Knallhart wird Assads Regime in Syrien unter dem Embargo der Europäischen Gemeinschaft in die Mangel genommen. Auch das war schon Thema in der letzten Wochenschau, doch fehlte dabei ein Bescheid der Bundesregierung, die öffentlich keine Namen nennen will, wie dies verwerflicherweise in der Wochenschau geschah. Wer gesperrt wird, welchen Exporteuren nun Sanktionen drohen, das alles ist streng geheim, denn, hahaha, "Sanktionen verlieren einen Teil ihrer Wirkung, wenn über sie öffentlich diskutiert wird." In vertraulich tagenden Gremien wird man Auskunft geben. Die Konsequenz dieser ganz speziellen Geheimhaltung kennen wir seit den Maut-Verträgen: Die in Syrien-Deals verwickelten Firmen brauchen keine Auskunft zu geben. Als Urheberrechtsabhängiger bin ich wahrlich kein Freund der Piratenpartei, doch das muss man auch nicht sein, um zu verstehen, welch großartige Sache diese Transparenz ist, die sie im Politischen etablieren wollen. Da hilft alles Gebrabbel über Reife und Hörner ihrer Politiker nichts, im Großen wie im Kleinen gibt es genug zu tun.

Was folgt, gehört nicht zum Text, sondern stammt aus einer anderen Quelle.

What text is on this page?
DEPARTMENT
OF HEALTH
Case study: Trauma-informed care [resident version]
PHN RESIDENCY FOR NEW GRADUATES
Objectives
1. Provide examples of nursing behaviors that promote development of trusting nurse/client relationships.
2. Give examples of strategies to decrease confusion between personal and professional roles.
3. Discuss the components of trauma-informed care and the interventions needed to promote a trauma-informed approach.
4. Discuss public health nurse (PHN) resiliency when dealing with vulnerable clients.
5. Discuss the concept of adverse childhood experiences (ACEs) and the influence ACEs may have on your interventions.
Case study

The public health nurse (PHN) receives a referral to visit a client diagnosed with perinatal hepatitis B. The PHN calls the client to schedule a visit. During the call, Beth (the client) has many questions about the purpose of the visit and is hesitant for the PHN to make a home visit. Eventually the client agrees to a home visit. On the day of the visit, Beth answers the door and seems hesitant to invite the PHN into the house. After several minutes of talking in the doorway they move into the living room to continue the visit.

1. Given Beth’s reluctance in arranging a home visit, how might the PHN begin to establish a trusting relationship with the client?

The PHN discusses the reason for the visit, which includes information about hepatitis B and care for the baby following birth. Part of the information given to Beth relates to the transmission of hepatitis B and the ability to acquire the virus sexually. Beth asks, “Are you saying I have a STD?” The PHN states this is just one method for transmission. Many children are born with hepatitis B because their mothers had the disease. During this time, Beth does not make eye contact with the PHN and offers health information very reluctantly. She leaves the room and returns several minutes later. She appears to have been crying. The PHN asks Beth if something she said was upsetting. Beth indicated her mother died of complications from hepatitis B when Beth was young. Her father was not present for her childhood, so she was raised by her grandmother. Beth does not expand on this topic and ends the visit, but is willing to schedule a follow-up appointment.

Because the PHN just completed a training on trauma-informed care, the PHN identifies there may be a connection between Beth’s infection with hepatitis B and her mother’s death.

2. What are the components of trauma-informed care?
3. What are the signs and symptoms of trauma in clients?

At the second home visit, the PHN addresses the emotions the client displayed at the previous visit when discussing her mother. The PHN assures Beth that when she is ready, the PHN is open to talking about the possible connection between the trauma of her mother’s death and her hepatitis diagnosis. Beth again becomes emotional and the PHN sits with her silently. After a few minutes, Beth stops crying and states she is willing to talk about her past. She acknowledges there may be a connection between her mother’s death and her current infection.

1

Ganz klein hat es angefangen, das Vintage Computer Festival Europe, das im April auf dem Kalenderblatt steht. In diesem Sinne ist zu wünschen, dass die einzigartige Veranstaltung weitergehen kann. Darum schließt sich diese Wochenschau an den dringenden Aufruf bei der Suche nach Lagerraum im Münchener Raum an, der schonvon O'Reilly veröffentlicht wurde. Wer weiß, wo dort ungefähr 80 Paletten und noch einmal so viele Gitterboxen sicher unterkommen können, möge sich an hal@heise.de wenden und helfen, die Schätze vor der weiteren Zersplitterung zu retten. Man stelle sich bloß vor, die Schätzchen würden im Sperrmüll landen müssen, wie Patientenakten. (jk)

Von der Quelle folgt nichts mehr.